Nose: Fragrant!, leggy on the glass [Alc. 14.5%], rich red fruit, leather, strawberry, blue/blackberry, dark fruit as it opens, earthiness under the fruit,

Palate: Fruit forward perfection, with spice at the back end,  smooth up front with alcohol kick at the end [needs to open or age to soften], perfumy; lavender, licorice.

I can see why this wine is receiving the accolades that it has. As per the tasting notes provided by Brewer – Clifton the grapes for this wine are 100% Pinot Noir and come from two of their estate vineyards: 3-D and Machado.  For more information on the winery or winemakers check out Prince of Pinot Pinofile or the Brewer Clifton website.

I say, if you can find this wine BUY IT. It is an incredible value at under $40.00 and should age beautifully should you have the patience for that kind of thing. Me and my second bottle? I will be popping that cork as soon as my wine loving friends can fit me into their busy schedules. I guess more importantly when I can fit them into mine because I will be bringing the wine!  ¡SALUD!

 

Wine Spectator:

94 Points.

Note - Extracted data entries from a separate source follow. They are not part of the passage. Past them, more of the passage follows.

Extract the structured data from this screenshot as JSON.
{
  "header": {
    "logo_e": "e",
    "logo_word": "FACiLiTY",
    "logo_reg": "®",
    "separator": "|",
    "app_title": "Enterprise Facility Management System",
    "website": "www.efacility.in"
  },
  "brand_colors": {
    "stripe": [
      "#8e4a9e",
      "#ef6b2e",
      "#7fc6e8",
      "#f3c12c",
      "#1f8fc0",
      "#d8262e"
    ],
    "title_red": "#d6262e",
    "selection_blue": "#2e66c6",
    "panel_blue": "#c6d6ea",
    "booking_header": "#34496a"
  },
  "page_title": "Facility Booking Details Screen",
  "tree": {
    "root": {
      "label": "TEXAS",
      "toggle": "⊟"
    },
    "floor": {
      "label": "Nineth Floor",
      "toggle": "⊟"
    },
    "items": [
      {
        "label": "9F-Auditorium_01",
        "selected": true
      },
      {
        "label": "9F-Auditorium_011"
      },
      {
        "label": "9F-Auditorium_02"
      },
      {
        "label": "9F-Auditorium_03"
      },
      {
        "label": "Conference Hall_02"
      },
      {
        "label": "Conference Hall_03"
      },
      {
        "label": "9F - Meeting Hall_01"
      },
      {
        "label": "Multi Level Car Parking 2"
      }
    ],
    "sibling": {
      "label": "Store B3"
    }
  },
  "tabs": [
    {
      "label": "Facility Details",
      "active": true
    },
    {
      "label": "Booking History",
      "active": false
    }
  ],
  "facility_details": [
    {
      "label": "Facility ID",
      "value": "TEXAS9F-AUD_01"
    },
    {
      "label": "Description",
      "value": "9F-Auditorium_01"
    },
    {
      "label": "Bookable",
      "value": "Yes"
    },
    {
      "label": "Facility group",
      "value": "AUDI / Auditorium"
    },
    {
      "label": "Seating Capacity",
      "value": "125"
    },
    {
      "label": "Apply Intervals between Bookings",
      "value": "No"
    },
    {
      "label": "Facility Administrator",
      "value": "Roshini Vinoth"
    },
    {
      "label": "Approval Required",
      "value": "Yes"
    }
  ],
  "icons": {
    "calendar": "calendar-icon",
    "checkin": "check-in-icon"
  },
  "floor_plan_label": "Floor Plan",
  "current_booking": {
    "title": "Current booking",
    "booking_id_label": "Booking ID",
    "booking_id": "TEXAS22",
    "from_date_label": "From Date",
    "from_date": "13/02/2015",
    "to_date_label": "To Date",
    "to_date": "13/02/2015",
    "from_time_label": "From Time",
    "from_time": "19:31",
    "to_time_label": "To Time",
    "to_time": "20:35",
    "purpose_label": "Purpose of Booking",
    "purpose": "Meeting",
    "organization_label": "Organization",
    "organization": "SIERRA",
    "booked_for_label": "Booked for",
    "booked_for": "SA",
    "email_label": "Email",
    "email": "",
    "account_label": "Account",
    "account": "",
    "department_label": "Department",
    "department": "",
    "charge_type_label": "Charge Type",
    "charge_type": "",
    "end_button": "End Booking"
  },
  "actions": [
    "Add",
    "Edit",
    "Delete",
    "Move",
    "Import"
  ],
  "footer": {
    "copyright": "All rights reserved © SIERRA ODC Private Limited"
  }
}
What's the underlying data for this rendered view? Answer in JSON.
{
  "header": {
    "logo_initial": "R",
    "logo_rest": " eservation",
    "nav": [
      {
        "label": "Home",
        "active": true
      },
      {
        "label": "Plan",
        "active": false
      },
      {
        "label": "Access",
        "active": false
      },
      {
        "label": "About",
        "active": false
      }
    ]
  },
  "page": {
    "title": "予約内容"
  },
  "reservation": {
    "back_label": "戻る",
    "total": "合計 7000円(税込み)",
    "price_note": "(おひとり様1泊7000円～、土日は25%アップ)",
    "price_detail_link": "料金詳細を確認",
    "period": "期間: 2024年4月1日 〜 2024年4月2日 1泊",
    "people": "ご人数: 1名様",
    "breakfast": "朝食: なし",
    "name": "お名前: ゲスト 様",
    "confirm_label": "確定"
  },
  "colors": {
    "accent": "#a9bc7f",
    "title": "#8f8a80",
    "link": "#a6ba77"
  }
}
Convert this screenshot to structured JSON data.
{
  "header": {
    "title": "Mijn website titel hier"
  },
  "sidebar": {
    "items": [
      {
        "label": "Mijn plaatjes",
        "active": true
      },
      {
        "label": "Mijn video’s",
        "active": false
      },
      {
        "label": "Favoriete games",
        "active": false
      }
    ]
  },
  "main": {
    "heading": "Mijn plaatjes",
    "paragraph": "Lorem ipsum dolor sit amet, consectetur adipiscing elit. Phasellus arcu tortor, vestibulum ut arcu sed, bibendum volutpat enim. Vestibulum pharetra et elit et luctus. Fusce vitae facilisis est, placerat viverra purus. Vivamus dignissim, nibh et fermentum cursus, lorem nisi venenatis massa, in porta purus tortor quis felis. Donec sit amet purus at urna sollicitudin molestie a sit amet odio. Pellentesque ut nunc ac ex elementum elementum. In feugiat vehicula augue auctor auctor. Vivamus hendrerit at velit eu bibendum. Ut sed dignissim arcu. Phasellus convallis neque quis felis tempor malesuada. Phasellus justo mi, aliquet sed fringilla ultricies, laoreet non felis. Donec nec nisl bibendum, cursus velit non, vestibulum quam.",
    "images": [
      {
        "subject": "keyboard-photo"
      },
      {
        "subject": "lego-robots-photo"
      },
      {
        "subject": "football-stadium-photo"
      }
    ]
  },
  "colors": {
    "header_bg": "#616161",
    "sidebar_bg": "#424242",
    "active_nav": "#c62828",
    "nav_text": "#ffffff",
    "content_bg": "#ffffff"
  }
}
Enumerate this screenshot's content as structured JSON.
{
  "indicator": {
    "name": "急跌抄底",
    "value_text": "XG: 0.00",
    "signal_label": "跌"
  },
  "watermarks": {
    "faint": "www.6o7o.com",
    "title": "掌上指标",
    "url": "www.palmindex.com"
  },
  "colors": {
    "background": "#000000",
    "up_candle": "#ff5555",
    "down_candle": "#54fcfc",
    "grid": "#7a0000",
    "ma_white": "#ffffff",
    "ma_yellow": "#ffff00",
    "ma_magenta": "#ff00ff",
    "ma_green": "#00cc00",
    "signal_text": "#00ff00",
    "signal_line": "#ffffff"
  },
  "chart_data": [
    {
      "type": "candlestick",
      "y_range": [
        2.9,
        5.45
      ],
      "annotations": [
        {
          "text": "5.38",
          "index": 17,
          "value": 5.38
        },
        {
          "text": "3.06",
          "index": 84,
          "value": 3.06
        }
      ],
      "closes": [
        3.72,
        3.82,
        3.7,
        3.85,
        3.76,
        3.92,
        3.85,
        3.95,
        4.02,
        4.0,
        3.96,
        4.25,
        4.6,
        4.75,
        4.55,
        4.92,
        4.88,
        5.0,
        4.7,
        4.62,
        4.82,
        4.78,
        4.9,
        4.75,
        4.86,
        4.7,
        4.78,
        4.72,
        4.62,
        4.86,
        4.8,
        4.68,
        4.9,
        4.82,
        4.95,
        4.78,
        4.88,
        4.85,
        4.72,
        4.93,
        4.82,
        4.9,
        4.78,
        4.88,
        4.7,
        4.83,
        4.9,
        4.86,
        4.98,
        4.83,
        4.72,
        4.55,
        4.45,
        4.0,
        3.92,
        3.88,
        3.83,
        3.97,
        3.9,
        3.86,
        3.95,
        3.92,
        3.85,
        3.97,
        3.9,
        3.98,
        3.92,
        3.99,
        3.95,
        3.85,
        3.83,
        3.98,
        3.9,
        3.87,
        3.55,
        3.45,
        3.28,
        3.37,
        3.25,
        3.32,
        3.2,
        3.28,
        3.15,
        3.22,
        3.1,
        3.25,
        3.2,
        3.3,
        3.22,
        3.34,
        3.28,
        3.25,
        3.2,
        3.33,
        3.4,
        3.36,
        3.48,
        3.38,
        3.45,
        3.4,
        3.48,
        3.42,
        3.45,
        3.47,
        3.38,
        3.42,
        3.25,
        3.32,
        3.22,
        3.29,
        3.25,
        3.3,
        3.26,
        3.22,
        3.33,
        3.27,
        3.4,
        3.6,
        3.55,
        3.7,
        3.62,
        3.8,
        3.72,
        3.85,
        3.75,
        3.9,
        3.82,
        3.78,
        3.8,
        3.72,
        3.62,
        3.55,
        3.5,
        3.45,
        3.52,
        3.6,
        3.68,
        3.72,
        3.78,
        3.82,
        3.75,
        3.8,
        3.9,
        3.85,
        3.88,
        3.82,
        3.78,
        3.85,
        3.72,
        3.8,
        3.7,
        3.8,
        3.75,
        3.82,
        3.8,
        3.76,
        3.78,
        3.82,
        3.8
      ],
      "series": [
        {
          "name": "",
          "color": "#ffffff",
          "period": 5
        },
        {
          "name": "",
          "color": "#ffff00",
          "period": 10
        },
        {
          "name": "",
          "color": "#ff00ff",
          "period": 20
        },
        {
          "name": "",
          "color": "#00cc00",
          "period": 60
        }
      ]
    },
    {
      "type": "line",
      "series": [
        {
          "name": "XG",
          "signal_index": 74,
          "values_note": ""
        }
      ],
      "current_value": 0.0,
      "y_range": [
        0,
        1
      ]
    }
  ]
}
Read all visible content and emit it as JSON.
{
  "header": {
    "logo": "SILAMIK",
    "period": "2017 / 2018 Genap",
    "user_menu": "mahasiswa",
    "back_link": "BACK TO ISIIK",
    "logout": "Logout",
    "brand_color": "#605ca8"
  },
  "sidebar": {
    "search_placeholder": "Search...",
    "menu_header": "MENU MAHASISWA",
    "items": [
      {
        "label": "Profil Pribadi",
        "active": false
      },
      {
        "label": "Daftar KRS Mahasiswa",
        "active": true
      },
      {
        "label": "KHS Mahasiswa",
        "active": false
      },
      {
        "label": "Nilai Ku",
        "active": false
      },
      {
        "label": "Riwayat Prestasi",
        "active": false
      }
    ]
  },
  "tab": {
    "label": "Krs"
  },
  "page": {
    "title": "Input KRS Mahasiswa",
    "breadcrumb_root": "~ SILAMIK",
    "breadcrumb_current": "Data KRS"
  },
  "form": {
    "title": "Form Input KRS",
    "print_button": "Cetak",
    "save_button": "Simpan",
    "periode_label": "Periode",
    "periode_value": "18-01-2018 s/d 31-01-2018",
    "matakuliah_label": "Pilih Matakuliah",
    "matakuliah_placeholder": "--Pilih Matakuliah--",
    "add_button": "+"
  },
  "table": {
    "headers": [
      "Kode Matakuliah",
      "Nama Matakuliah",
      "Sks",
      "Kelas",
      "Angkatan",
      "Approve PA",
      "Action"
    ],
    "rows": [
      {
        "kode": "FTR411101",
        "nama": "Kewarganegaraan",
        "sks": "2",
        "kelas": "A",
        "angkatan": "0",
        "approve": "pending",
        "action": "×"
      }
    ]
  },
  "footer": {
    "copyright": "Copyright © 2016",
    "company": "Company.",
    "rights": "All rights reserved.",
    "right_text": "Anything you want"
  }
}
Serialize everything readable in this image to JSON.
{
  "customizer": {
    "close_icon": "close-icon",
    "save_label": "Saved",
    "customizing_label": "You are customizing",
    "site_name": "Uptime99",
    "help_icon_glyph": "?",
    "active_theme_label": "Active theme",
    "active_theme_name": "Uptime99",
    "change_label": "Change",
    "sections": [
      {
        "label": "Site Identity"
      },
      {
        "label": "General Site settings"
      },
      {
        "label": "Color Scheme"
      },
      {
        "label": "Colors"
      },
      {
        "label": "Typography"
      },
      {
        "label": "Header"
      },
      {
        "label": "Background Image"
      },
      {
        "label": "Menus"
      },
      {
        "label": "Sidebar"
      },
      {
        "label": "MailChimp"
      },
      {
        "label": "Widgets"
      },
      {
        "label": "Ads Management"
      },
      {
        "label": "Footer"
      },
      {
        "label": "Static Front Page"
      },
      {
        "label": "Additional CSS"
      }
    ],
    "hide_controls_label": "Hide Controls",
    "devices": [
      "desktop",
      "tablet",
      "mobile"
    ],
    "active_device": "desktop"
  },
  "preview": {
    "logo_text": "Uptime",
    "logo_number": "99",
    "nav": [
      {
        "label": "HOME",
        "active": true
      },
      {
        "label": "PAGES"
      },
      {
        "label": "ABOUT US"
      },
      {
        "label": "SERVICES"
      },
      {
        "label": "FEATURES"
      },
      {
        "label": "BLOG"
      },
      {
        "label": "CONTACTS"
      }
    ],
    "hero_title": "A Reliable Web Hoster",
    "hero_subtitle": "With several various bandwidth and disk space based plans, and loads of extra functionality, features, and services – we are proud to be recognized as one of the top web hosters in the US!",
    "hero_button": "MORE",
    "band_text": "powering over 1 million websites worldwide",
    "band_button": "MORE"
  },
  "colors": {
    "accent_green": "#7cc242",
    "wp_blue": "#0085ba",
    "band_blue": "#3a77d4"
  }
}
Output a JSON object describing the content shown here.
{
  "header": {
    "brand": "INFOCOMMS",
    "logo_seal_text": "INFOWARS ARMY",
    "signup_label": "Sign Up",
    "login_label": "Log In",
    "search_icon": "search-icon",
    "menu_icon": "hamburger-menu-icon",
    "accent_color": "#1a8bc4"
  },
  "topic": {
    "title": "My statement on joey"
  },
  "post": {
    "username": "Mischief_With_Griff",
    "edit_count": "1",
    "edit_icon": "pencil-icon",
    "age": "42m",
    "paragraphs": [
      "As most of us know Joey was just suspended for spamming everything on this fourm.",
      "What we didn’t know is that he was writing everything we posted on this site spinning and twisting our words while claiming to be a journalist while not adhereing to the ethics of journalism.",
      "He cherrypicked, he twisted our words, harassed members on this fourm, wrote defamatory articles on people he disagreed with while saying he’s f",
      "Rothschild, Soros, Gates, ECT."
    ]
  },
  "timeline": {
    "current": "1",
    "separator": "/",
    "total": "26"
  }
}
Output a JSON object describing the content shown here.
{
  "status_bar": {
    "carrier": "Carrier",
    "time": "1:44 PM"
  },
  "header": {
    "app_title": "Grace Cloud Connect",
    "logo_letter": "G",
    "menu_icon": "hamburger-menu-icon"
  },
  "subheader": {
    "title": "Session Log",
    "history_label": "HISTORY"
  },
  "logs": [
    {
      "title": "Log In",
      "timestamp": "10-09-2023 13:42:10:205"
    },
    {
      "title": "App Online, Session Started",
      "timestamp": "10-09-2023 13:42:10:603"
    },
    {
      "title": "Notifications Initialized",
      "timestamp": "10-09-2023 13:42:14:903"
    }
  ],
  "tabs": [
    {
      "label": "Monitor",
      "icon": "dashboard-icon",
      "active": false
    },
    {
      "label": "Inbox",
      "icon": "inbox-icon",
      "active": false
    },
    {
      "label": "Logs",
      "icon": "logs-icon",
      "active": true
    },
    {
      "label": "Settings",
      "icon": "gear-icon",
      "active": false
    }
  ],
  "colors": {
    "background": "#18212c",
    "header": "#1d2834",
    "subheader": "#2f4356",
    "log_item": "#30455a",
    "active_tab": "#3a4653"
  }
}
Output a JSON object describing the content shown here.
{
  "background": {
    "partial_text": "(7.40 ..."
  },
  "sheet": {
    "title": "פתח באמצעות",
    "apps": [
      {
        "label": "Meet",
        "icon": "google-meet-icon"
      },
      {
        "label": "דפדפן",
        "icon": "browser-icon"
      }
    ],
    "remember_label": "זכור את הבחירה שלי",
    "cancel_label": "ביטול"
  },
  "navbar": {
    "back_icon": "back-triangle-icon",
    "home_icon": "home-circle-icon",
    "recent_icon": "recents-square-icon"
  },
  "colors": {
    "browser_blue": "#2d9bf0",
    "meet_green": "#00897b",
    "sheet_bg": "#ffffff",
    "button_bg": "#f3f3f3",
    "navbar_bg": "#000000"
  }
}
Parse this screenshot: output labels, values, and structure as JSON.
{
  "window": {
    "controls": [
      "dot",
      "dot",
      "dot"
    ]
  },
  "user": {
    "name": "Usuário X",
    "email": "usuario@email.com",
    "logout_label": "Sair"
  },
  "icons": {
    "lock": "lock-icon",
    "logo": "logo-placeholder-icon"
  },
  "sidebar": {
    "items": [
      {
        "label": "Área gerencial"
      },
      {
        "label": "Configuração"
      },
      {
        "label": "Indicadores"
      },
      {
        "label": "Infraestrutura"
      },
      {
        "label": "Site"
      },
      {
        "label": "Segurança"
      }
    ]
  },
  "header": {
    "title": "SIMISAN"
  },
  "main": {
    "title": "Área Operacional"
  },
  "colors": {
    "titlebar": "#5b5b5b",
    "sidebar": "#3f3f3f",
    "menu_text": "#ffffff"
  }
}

Pure, rich and vivid, with snappy wild berry, pomegranate, lavender, black tea and mint notes, ending with firm tannins and a stemmy edge, lending traction to the palate. Drink now through 2023. 1,226 cases made.

Robert Parker’s Wine Advocate

92 Points. The 2012 Pinot Noir Sta. Rita Hills is a beautiful effort that has a tinge of Burgundian flair in its forest floor, licorice and black cherry driven personality. Medium-bodied, rounded, supple and with serious focus and cut, it’s a great value to enjoy over the coming 5-7 years.